I agree that you should call them again and try to have a more in depth encounter over this. Depending where you are, dentistry is beginning to re-open, and what you are describing is, IMO, a lower risk (to the dental team) situation. IAAD, but not your dentist, of course.

We have been doing more and more teledentistry. You could offer to take a picture of what is in your hand, so your dentist can evaluate what you have lost and what might be needed to get it back in.

Any reluctance on their part to see you is being guided, in part, by higher powers recommending what things should be done and not done, but in my area there is wiggle room for clinical judgement. Don't lie. If you are not in pain it's okay to thoroughly explain your situation and go from there. it is no small thing to lose an implant supported crown, and your dentist will realize this and not want things to deteriorate for you.
posted by OHenryPacey at 9:59 AM on May 20, 2020 [6 favorites]

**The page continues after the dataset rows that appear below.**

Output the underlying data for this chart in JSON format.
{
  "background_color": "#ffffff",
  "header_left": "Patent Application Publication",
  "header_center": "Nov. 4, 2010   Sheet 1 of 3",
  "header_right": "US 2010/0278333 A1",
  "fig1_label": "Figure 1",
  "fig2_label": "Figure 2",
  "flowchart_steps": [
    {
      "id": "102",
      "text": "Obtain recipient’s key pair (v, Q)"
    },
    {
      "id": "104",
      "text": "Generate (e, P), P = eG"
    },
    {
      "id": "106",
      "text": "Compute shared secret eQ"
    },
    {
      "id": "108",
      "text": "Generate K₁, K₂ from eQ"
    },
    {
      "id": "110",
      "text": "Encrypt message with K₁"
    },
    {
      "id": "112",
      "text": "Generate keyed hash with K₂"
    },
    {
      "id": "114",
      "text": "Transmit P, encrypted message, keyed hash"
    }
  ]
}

If in fact your crown has come out, and the post is still intact, you may be able to use temporary dental cement to replace the crown and protect your investment. Please contact your dental office and ask specifically about this option.

Also, please be patient and kind with staff. They are dealing with a lot of scared and frustrated patients on a regular basis, and now those feelings among patients are heightened. Nearly everyone who calls a dental practice has picked up the phone because they are having a problem.
posted by bilabial at 11:57 AM on May 20, 2020 [1 favorite]

You can also try calling around for an implant specialist as they should understand. They should be able to place a temporary piece of metal - mine called it a “healing collar” in place of a tooth if they can’t get or make a crown yet. I still have it years later and it’s been fine (because Reason.)
posted by Crystalinne at 1:07 PM on May 20, 2020

So I took the advice here and it was a little touch and go because the receptionist seemed to have an attitude of exasperation when I told her again I wasn't in any pain, but I mentioned to her that, since I no longer have a nerve there (tooth is gone after all) that I wasn't going to feel any pain even if something was wrong. I'm not actually 100% sure if this is true, but that made her pause and give me an appointment for Monday. I asked her what I could do to keep any food from getting stuck and infected in the metal hole (it looks like a really deep hole that goes into my jaw bone). And she said to just rinse with water and salt. Unfortunately this doesn't seem to be helping in dislodging the food in there, but maybe it helps in some other way. I ate and tried to avoid that area, but everything seems to want to get stuck in there anyway. I guess I'll just have to deal with the bacteria awfulness that's going to reside in there until Monday. The waterpik on level 4 is too strong for an implant to handle I guess.
posted by fantasticness at 1:44 PM on May 20, 2020 [1 favorite]

Since you've got a water-pik already, just use it in the implant (that's the metal hole in your jaw) at whatever setting does the job without being uncomfortable. I would use an air/water spray to rinse it in my office, so there is little chance you will do it any harm.

The piece you have in your hand might look like it has threads that go down into the implant in your jaw. Sometimes these threads work loose and while they don't often come all the way out they get loose. its' pretty unlikely your last blast with the waterpik was the sole culprit, it was probably working loose, but then again that's just conjecture on my part. glad you got an appointment. hope it's an easy fix.
posted by OHenryPacey at 2:02 PM on May 20, 2020 [2 favorites]

I'd use the Waterpik to keep the orifice clean. Also, you probably want to chew carefully in that spot as, if you injure or traumatize the tissue in area around the post, you might cause a problem. Just be very gentle around it and try to stick with soft foods until you can have the top/crown replaced.